# Notes

> Policy gradient methods are an appealing approach in reinforcement learning because they directly optimize the cumulative reward and can straightforwardly be used with nonlinear function approximators such as neural networks.

Using policy gradient methods for reinforcement learning would be nice, but large numbers of samples are usually needed and obtaining stable and steady improvement is challenging given the non-stationarity of data.

They use value functions to reduce the variance of policy gradient estimates (and remove some bias for this), and they use a trust region to improve non-stationarity.

> Our approach yields strong empirical results on highly challenging 3D locomotion tasks, learning running gaits for bipedal and quadrupedal simulated robots, and learning a policy for getting the biped to stand up from starting out lying on the ground.

Highly effective for locomotion and other robotic control tasks.

> A key source of difficulty is the long time delay between actions and their positive or negative effect on rewards; this issue is called the credit assignment problem.

> Value functions offer an elegant solution to the credit assignment problem—they allow us to estimate the goodness of an action before the delayed reward arrives.

Value functions are a good solution to the delayed reward problem without having to back propagate reward through thousands of time steps.

> Unfortunately, the variance of the gradient estimator scales unfavorably with the time horizon, since the effect of an action is confounded with the effects of past and future actions.

> We propose a family of policy gradient estimators that significantly reduce variance while maintaining a tolerable level of bias.

They propose a method that gets the perfect balance between collecting signal from samples/minimizing variance while still keeping enough variance to not get caught in a local maximum.

> We present experimental results on a number of highly challenging 3D locomotion tasks, where we show that our approach can learn complex gaits using high-dimensional, general purpose neural network function approximators for both the policy and the value function.

They propose a method for variance reduction in policy gradient methods called generalized advantage estimation, and a trust region optimization method for the value function.

> We will introduce a parameter $\gamma$ that allows us to reduce variance by down-weighting rewards corresponding to delayed effects, at the cost of introducing bias.

### Advantage Function Estimation

They use discounted future rewards and advantage calculation to get the discounted approximation of the policy gradient.

They estimate the value of the advantage function since it can’t be directly obtained.

$$
\hat{g} = \frac{1}{N} \sum_{n=1}^N\sum_{t=0}^\infty \hat{A_t^n} \nabla_\theta \log \pi_\theta(a_t^n | s_t^n)
$$

> One can interpret λ as an extra discount factor applied after performing a reward shaping transformation on the MD

They use value function estimation to obtain an approximate value function for optimization.

### Experiments

They use the following algorithm for generalized advantage estimation with TRPO for trust region update step.

![Screenshot 2024-12-05 at 5.54.28 PM.png](../../../images/Screenshot_2024-12-05_at_5.54.28_PM.png)

They use MuJoCo to simulate biped and quadruped locomotion.

![Screenshot 2024-12-05 at 5.56.51 PM.png](../../../images/Screenshot_2024-12-05_at_5.56.51_PM.png)

> The result after 1000 iterations is a fast, smooth, and stable gait that is effectively completely stable.

![Screenshot 2024-12-05 at 5.56.58 PM.png](../../../images/Screenshot_2024-12-05_at_5.56.58_PM.png)

We can see from these graphs that without a value function, the policy takes a long time to improve and never comes close to the best case error.

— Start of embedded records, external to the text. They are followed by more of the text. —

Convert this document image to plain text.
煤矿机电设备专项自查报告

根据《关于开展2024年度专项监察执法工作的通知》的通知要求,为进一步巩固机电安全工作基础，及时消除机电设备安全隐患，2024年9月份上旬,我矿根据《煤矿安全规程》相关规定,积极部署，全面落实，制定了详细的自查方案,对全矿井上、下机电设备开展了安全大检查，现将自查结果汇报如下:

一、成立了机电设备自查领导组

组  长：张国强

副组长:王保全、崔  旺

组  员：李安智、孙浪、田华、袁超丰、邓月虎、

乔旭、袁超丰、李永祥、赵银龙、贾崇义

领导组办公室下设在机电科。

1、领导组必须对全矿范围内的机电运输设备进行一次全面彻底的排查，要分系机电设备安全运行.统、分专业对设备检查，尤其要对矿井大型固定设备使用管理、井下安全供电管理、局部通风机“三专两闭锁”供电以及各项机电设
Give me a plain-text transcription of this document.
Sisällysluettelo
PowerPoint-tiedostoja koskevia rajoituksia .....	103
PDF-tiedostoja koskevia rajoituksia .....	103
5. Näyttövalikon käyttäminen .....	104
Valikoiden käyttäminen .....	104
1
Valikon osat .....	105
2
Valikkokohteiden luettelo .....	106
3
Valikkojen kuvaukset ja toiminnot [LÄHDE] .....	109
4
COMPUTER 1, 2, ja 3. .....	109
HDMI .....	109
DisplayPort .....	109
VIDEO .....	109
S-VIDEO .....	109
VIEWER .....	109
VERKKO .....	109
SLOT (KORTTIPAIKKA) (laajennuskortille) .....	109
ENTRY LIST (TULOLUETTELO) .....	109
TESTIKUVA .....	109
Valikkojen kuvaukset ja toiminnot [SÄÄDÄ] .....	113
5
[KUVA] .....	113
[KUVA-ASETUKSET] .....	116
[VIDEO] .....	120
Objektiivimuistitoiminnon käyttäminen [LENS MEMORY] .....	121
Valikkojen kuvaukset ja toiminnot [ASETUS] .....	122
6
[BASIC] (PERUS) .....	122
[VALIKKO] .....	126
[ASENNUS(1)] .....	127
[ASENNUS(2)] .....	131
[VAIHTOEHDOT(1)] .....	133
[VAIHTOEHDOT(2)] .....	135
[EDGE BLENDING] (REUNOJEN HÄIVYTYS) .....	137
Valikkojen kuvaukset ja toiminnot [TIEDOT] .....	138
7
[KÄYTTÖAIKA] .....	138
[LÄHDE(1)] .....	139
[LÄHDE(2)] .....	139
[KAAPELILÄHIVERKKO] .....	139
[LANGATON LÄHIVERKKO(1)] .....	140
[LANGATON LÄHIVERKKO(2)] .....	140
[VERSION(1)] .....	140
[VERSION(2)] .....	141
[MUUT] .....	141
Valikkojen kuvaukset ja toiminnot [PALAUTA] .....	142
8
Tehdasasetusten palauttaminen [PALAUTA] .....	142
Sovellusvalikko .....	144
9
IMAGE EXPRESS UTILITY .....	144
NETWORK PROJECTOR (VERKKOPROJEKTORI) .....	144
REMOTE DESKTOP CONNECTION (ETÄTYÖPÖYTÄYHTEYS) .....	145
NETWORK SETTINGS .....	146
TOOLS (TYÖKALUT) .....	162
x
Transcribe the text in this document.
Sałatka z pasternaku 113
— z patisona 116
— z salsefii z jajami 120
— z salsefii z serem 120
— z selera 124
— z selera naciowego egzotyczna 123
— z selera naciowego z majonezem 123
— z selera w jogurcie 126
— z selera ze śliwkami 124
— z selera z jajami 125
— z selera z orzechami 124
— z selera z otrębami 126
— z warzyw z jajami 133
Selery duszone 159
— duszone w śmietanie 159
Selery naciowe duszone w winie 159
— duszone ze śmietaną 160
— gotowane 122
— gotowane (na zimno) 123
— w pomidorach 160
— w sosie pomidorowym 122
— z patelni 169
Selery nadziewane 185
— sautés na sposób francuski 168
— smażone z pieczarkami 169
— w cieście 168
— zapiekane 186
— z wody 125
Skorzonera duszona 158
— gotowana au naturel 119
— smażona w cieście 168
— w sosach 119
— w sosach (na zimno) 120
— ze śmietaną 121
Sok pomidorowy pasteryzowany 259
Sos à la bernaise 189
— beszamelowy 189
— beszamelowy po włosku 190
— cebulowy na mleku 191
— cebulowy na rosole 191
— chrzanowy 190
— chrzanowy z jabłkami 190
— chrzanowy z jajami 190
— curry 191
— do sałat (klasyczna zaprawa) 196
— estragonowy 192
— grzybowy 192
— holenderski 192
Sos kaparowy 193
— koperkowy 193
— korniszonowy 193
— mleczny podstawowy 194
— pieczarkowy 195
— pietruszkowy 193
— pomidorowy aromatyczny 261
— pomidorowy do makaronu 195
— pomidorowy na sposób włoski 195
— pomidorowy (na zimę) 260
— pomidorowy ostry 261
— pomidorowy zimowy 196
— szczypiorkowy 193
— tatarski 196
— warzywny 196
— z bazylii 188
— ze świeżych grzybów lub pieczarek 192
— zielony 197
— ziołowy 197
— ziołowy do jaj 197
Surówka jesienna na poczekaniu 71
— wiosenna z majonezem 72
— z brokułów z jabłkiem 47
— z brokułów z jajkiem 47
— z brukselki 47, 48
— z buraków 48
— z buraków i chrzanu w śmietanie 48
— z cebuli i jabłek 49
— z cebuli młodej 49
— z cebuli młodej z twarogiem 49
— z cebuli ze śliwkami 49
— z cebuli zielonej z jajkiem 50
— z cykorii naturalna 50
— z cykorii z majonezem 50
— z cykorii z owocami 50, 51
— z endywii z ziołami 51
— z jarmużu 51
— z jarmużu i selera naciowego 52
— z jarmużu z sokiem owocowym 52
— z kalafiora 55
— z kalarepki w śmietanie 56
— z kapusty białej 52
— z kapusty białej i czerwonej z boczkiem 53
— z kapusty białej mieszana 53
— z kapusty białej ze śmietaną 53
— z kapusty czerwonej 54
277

With optimal $\lambda$ and $\gamma$ the model converges much faster.

### Discussion

> Policy gradient methods provide a way to reduce reinforcement learning to stochastic gradient descent, by providing unbiased gradient estimates.

Policy gradient methods are effective but have had challenges solving robotic control because of their sample complexity.

> We have argued that the key to variance reduction is to obtain good estimates of the advantage function.

> Our main experimental validation of generalized advantage estimation is in the domain of simulated robotic locomotion.